Последняя кицунэ. Том первый

Полная версия

Последняя кицунэ. Том первый

Язык: Русский
Год издания: 2025
Добавлена:
Настройки чтения
Размер шрифта
Высота строк
Поля
На страницу:
4 из 6

– Юми, я дома! – громко позвала Хикари с самого порога, шурша пакетами из комбини29. – Ты уже пообедала?

– С возвращением, мам! – радостно скатившись вниз по лестнице, завопила Юми. – Я и уроки сделала! Проверишь перед ужином?

– Хорошо! – с улыбкой вздохнула женщина, запуская руку в свою сумочку. – Угадай, что я тебе из города привезла?

– Неужели моти30 с клубникой? – сверкнув желтыми глазами, Юми сцепила ладони в замок на груди.

– Лисичкин нюх все такой же острый? – хитро прищурившись, сказала Хикари.

– Да-да-да!
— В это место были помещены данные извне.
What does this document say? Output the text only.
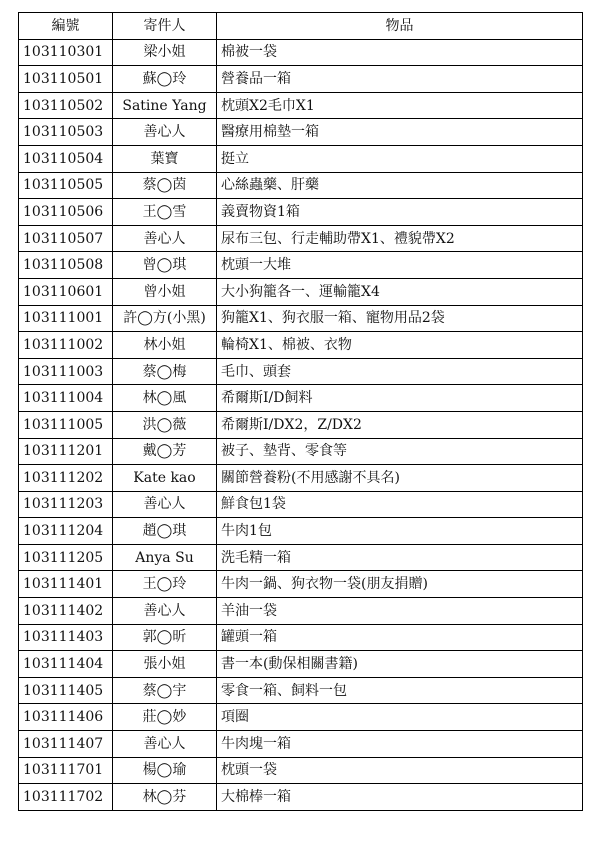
編號	寄件人	物品
103110301	梁小姐	棉被一袋
103110501	蘇◯玲	營養品一箱
103110502	Satine Yang	枕頭X2毛巾X1
103110503	善心人	醫療用棉墊一箱
103110504	葉寶	挺立
103110505	蔡◯茵	心絲蟲藥、肝藥
103110506	王◯雪	義賣物資1箱
103110507	善心人	尿布三包、行走輔助帶X1、禮貌帶X2
103110508	曾◯琪	枕頭一大堆
103110601	曾小姐	大小狗籠各一、運輸籠X4
103111001	許◯方(小黑)	狗籠X1、狗衣服一箱、寵物用品2袋
103111002	林小姐	輪椅X1、棉被、衣物
103111003	蔡◯梅	毛巾、頭套
103111004	林◯風	希爾斯I/D飼料
103111005	洪◯薇	希爾斯I/DX2，Z/DX2
103111201	戴◯芳	被子、墊背、零食等
103111202	Kate kao	關節營養粉(不用感謝不具名)
103111203	善心人	鮮食包1袋
103111204	趙◯琪	牛肉1包
103111205	Anya Su	洗毛精一箱
103111401	王◯玲	牛肉一鍋、狗衣物一袋(朋友捐贈)
103111402	善心人	羊油一袋
103111403	郭◯昕	罐頭一箱
103111404	張小姐	書一本(動保相關書籍)
103111405	蔡◯宇	零食一箱、飼料一包
103111406	莊◯妙	項圈
103111407	善心人	牛肉塊一箱
103111701	楊◯瑜	枕頭一袋
103111702	林◯芬	大棉棒一箱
Можно мне один попробовать? – нетерпеливо переминаясь с ноги на ногу, спросила девочка.

– Конечно! Но сначала погляди вот на это.

Мать достала из сумки что-то прямоугольное, завернутое во много слоев газеты, и протянула девочке.

Юми даже сообразить не могла, что это может быть. Она осторожно потрясла гостинцем у самого уха, решив, что это коробка конфет. Бабушки-соседки иногда угощали ее и некоторые конфеты были упакованы не в отдельные обертки, а лежали в ячейках. Это были шоколадные произведения искусства, которые и есть-то было жалко! Конфетки в виде листочков и цветов восхищали ее больше всего. Однако эта коробочка не отозвалась ни звуком потревоженных сладостей, ни пустотой внутри да и пахла только старой газетой.

– Можно сейчас открыть? – с горящими глазами спросила девочка.

– Конечно, открывай! – ответила Хикари, довольно улыбаясь.

Она испытывала особое удовольствие, наблюдая за восторженной реакцией дочери даже на самые простые вещи. Девочка умела принимать подарки, в отличие от своей матери.

Аккуратно развернув подарок, Юми так и открыла рот в изумлении.

– Это что, Оэ31? – воскликнула девочка, зависнув с открытым ртом. – Мама, как ты узнала?

– Ну, я же твоя мама! Я боялась, что эта книга не по возрасту восьмилетке… – сказала Хикари и добавила, утомленно закатив глаза: – А потом вспомнила, что ты уже до дыр зачитала книги во всей деревне, и детских среди них не так уж много.

– Я так рада, мам! Спасибо большое, – сказала девочка с закрытыми глазами, прижимая к груди слегка потрепанную книгу в черно-красной обложке. – Можно мне сейчас почитать?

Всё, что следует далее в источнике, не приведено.